# dlib-models
This repository contains trained models created by me (Davis King). They are provided as part of the dlib example programs, which are intended to be educational documents that explain how to use various parts of the dlib library. As far as I am concerned, anyone can do whatever they want with these model files as I've released them into the public domain. Details describing how each model was created are summarized below.
## dlib_face_recognition_resnet_model_v1.dat.bz2
This model is a ResNet network with 29 conv layers. It's essentially a version of the ResNet-34 network from the paper Deep Residual Learning for Image Recognition by He, Zhang, Ren, and Sun with a few layers removed and the number of filters per layer reduced by half.
The network was trained from scratch on a dataset of about 3 million faces. This dataset is derived from a number of datasets. The face scrub dataset (http://vintage.winklerbros.net/facescrub.html), the VGG dataset (http://www.robots.ox.ac.uk/~vgg/data/vgg_face/), and then a large number of images I scraped from the internet. I tried as best I could to clean up the dataset by removing labeling errors, which meant filtering out a lot of stuff from VGG. I did this by repeatedly training a face recognition CNN and then using graph clustering methods and a lot of manual review to clean up the dataset. In the end about half the images are from VGG and face scrub. Also, the total number of individual identities in the dataset is 7485. I made sure to avoid overlap with identities in LFW.

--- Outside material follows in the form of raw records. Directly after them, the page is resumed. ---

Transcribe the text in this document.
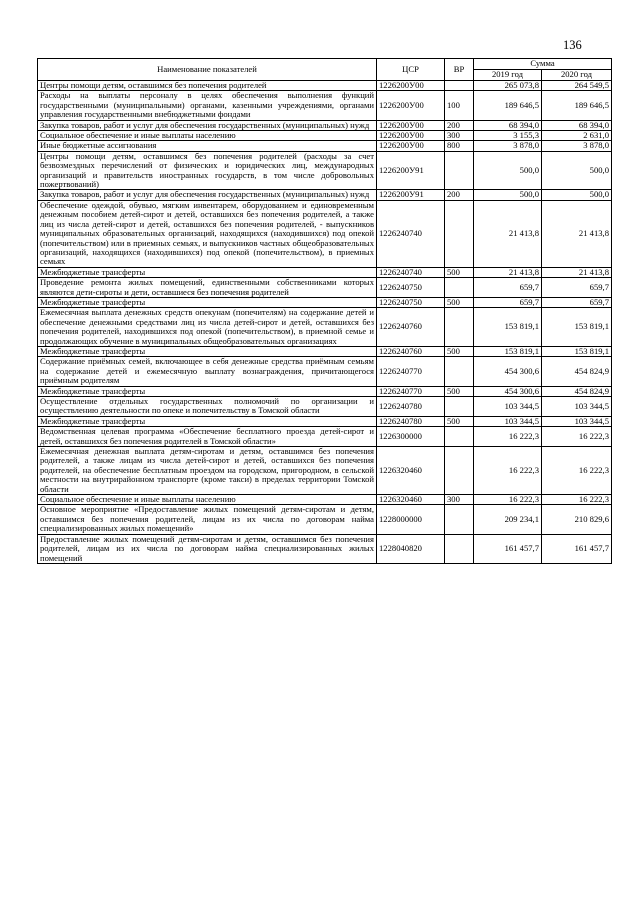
136
Наименование показателей	ЦСР	ВР	Сумма	
			2019 год	2020 год
Центры помощи детям, оставшимся без попечения родителей	1226200У00		265 073,8	264 549,5
Расходы на выплаты персоналу в целях обеспечения выполнения функций государственными (муниципальными) органами, казенными учреждениями, органами управления государственными внебюджетными фондами	1226200У00	100	189 646,5	189 646,5
Закупка товаров, работ и услуг для обеспечения государственных (муниципальных) нужд	1226200У00	200	68 394,0	68 394,0
Социальное обеспечение и иные выплаты населению	1226200У00	300	3 155,3	2 631,0
Иные бюджетные ассигнования	1226200У00	800	3 878,0	3 878,0
Центры помощи детям, оставшимся без попечения родителей (расходы за счет безвозмездных перечислений от физических и юридических лиц, международных организаций и правительств иностранных государств, в том числе добровольных пожертвований)	1226200У91		500,0	500,0
Закупка товаров, работ и услуг для обеспечения государственных (муниципальных) нужд	1226200У91	200	500,0	500,0
Обеспечение одеждой, обувью, мягким инвентарем, оборудованием и единовременным денежным пособием детей-сирот и детей, оставшихся без попечения родителей, а также лиц из числа детей-сирот и детей, оставшихся без попечения родителей, - выпускников муниципальных образовательных организаций, находящихся (находившихся) под опекой (попечительством) или в приемных семьях, и выпускников частных общеобразовательных организаций, находящихся (находившихся) под опекой (попечительством), в приемных семьях	1226240740		21 413,8	21 413,8
Межбюджетные трансферты	1226240740	500	21 413,8	21 413,8
Проведение ремонта жилых помещений, единственными собственниками которых являются дети-сироты и дети, оставшиеся без попечения родителей	1226240750		659,7	659,7
Межбюджетные трансферты	1226240750	500	659,7	659,7
Ежемесячная выплата денежных средств опекунам (попечителям) на содержание детей и обеспечение денежными средствами лиц из числа детей-сирот и детей, оставшихся без попечения родителей, находившихся под опекой (попечительством), в приемной семье и продолжающих обучение в муниципальных общеобразовательных организациях	1226240760		153 819,1	153 819,1
Межбюджетные трансферты	1226240760	500	153 819,1	153 819,1
Содержание приёмных семей, включающее в себя денежные средства приёмным семьям на содержание детей и ежемесячную выплату вознаграждения, причитающегося приёмным родителям	1226240770		454 300,6	454 824,9
Межбюджетные трансферты	1226240770	500	454 300,6	454 824,9
Осуществление отдельных государственных полномочий по организации и осуществлению деятельности по опеке и попечительству в Томской области	1226240780		103 344,5	103 344,5
Межбюджетные трансферты	1226240780	500	103 344,5	103 344,5
Ведомственная целевая программа «Обеспечение бесплатного проезда детей-сирот и детей, оставшихся без попечения родителей в Томской области»	1226300000		16 222,3	16 222,3
Ежемесячная денежная выплата детям-сиротам и детям, оставшимся без попечения родителей, а также лицам из числа детей-сирот и детей, оставшихся без попечения родителей, на обеспечение бесплатным проездом на городском, пригородном, в сельской местности на внутрирайонном транспорте (кроме такси) в пределах территории Томской области	1226320460		16 222,3	16 222,3
Социальное обеспечение и иные выплаты населению	1226320460	300	16 222,3	16 222,3
Основное мероприятие «Предоставление жилых помещений детям-сиротам и детям, оставшимся без попечения родителей, лицам из их числа по договорам найма специализированных жилых помещений»	1228000000		209 234,1	210 829,6
Предоставление жилых помещений детям-сиротам и детям, оставшимся без попечения родителей, лицам из их числа по договорам найма специализированных жилых помещений	1228040820		161 457,7	161 457,7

The network training started with randomly initialized weights and used a structured metric loss that tries to project all the identities into non-overlapping balls of radius 0.6. The loss is basically a type of pair-wise hinge loss that runs over all pairs in a mini-batch and includes hard-negative mining at the mini-batch level.
The resulting model obtains a mean error of 0.993833 with a standard deviation of 0.00272732 on the LFW benchmark.

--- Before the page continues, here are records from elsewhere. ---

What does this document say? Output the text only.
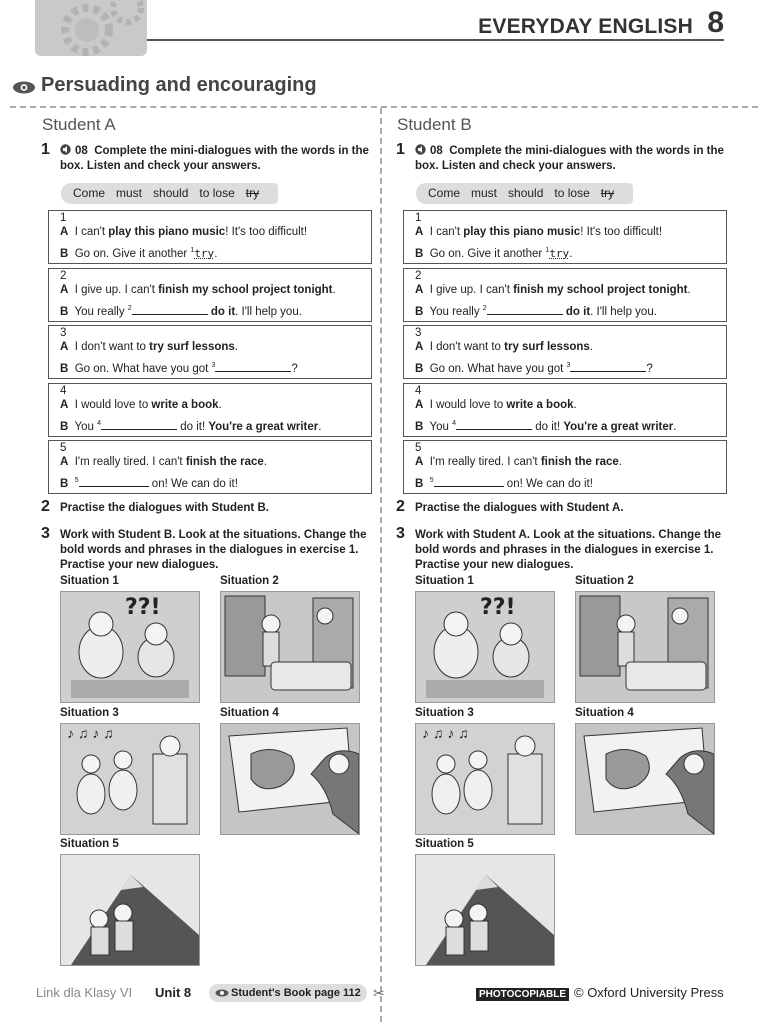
EVERYDAY ENGLISH 8
Persuading and encouraging
Student A
1	08 Complete the mini-dialogues with the words in the box. Listen and check your answers.
Come must should to lose try
1
A I can't play this piano music! It's too difficult!
B Go on. Give it another $^1$try.
2
A I give up. I can't finish my school project tonight.
B You really $^2$	do it. I'll help you.
3
A I don't want to try surf lessons.
B Go on. What have you got $^3$	?
4
A I would love to write a book.
B You $^4$	do it! You're a great writer.
5
A I'm really tired. I can't finish the race.
B $^5$	on! We can do it!
2 Practise the dialogues with Student B.
3 Work with Student B. Look at the situations. Change the bold words and phrases in the dialogues in exercise 1. Practise your new dialogues.
Situation 1
??!
Situation 2
Situation 3
♪ ♫ ♪ ♫
Situation 4
Situation 5
Student B
1	08 Complete the mini-dialogues with the words in the box. Listen and check your answers.
Come must should to lose try
1
A I can't play this piano music! It's too difficult!
B Go on. Give it another $^1$try.
2
A I give up. I can't finish my school project tonight.
B You really $^2$	do it. I'll help you.
3
A I don't want to try surf lessons.
B Go on. What have you got $^3$	?
4
A I would love to write a book.
B You $^4$	do it! You're a great writer.
5
A I'm really tired. I can't finish the race.
B $^5$	on! We can do it!
2 Practise the dialogues with Student A.
3 Work with Student A. Look at the situations. Change the bold words and phrases in the dialogues in exercise 1. Practise your new dialogues.
Situation 1
??!
Situation 2
Situation 3
♪ ♫ ♪ ♫
Situation 4
Situation 5
Link dla Klasy VI Unit 8	Student's Book page 112 ✂	PHOTOCOPIABLE © Oxford University Press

## mmod_dog_hipsterizer.dat.bz2
This dataset is trained on the data from the Columbia Dogs dataset, which was introduced in the paper:
Dog Breed Classification Using Part Localization
Jiongxin Liu, Angjoo Kanazawa, Peter Belhumeur, David W. Jacobs
European Conference on Computer Vision (ECCV), Oct. 2012.
The original dataset is not fully annotated. So I created a new fully annotated version which is available here: http://dlib.net/files/data/CU_dogs_fully_labeled.tar.gz
## mmod_human_face_detector.dat.bz2
This is trained on this dataset: http://dlib.net/files/data/dlib_face_detection_dataset-2016-09-30.tar.gz.
I created the dataset by finding face images in many publicly available
image datasets (excluding the FDDB dataset). In particular, there are images
from ImageNet, AFLW, Pascal VOC, the VGG dataset, WIDER, and face scrub.
All the annotations in the dataset were created by me using dlib's imglab tool.
## resnet34_1000_imagenet_classifier.dnn.bz2
This is trained on the venerable ImageNet dataset.
## shape_predictor_5_face_landmarks.dat.bz2
This is a 5 point landmarking model which identifies the corners of the eyes and bottom of the nose. It is
trained on the [dlib 5-point face landmark dataset](http://dlib.net/files/data/dlib_faces_5points.tar), which consists of
7198 faces. I created this dataset by downloading images from the internet and annotating them with dlib's imglab tool.
The exact program that produced the model file can be found [here](https://github.com/davisking/dlib/blob/master/tools/archive/train_face_5point_model.cpp).
This model is designed to work well with dlib's HOG face detector and the CNN face detector (the one in mmod_human_face_detector.dat).
## shape_predictor_68_face_landmarks.dat.bz2
This is trained on the ibug 300-W dataset (https://ibug.doc.ic.ac.uk/resources/facial-point-annotations/)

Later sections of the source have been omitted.